Lambat Pencairan Dana Stimulan di Desa Rancagoong, Cilaku Cianjur – Ada Oknum Pemerintah Bermain Di Belakang?
CIANJUR, http://medianuansasinarnews.com-
Dalam pencairan dana stimulan tahap 4, yang sedang berjalan dan terus dipantau oleh pemerintahan, termasuk Bupati Cianjur H. Herman Suherman, juga para anggota Dewan Kabupaten Cianjur, kerap turun ke lapangan, untuk melakukan pemantauan, demi tidak ada olah para pemangku kepentingan dalam mengurus pencairan dana stimulan, hal ini agar masyarakat mendapatkan hak atas musibah gempa.
Ironisnya masih saja ada oknum yang melakukan pemotongan dana tersebut, dengan alasan, “Kalau pengen cepat ya harus mau di potong 20%, kalo tidak ya menunggu waktu lama”, itulah menurut saksi yang tidak mau disebutkan namanya. Jum’at (26/07/2024)
Bersama NCS Polri, Masyarakat NTB Kompak Jaga Kondusifitas Pilkada Serentak 2024
Kejadian disalah satu Desa Rancagoong RT 02 RW 04, Kecamatan Cilaku Kabupaten Cianjur Jawa Barat. Hasil dari pengaduan masyarakat yang menyampaikan kepada media, bahwa pemotongan tersebut merupakan aturan dari Pemerintah Pusat.
Disaat masyarakat ingin cepat mendapatkan bantuan dari Pemerintah, atau pencairan dana stimulan tersebut harus bersabar karena kalau mengikuti peraturan Pemerintah mungkin agak lama ujarnya, tapi kalo mau diurus dan cepat cair, masyarakat harus rela ada pemotongan sebanyak 20%, dan untuk yang mendapatkan nominal Rp. 15.000.000, Masyarakat harus rela ada pemotongan sebanyak 3 juta, dan masyarakat yang menerima hanya Rp. 12.000.000,
Menurut keterangan dari salah satu masyarakat, melalui voice not dengan nomor +62 859 XXXX XXXX, kepada media mengatakan, “Udah bapak saya sudah ke Pa.., kalau jalurnya yang biasa agak lama, tapi kalo mau diurus dipotong 20%, saat minta materai/kwitansi, ini tidak ada materai, dan tidak boleh memegang HP, mungkin agak takut,” keluhnya.
Lanjutnya, “Ya udah biarlah dipotong berarti ke saya bersih terima 12 juta,” ujarnya.
Menurut Hj. Lilis Boy, Anggota DPR Provinsi Jabar, komisi II Fraksi Demokrat, melalui via Handphone dengan nomor, +62 812 8XXX XXXX, membenarkan banyaknya pengaduan, melaporkan tentang oknum-oknum yang memotong pencarian dana stimulan, “Saya pribadi banyak mendapatkan pengaduan dari masyarakat baik via Handphone maupun langsung, dalam pengajian maupun tatap muka, masih banyak oknum yang memanfaatkan keadaan untuk pemotongan pencairan dana stimulan,” tuturnya.
“Sebenarnya ini semua berkat Pa Haji Ibang yang sudah memperjuangkan, dan mengawal terus agar secepatnya pencarian dana stimulan yang masuk tahap 4 ini, dan tidak mengenal lelah karena cape mondar-mandir ke pusat (jakarta). Dan ini untuk kepentingan masyarakat,” Ucapnya.

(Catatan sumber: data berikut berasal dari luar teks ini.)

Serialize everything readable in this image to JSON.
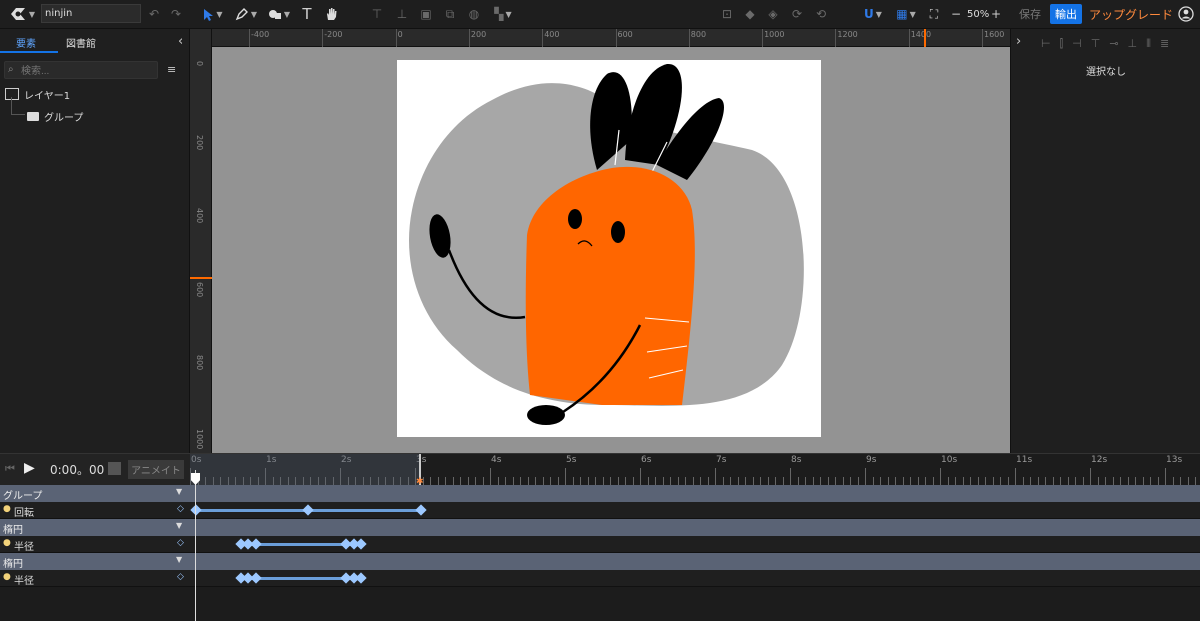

“Dan kami harap bersama Pemerintah daerah, untuk tidak ada yang memotong pencairan tersebut, namun masih saja ada laporan yang dilakukan oleh oknum yang dikaitkan dengan mengatas namakan pemerintahan, sejauh ini kami bersama H. Herman Suherman, menghimbau kepada semua elemen instansi terkait, dalam pencairan agar tidak boleh ada pemotongan sedikitpun,” tegasnya.
Masih kata Hj. Lilis Boy, “Tolong bantu untuk publikasikan agar di baca oleh pihak berwajib untuk melakukan penyisiran oknum-oknum nakal tersebut, agar jera dan tidak ada lagi yang memanfaatkan, pemotongan dana stimulan tersebut,” pungkasnya.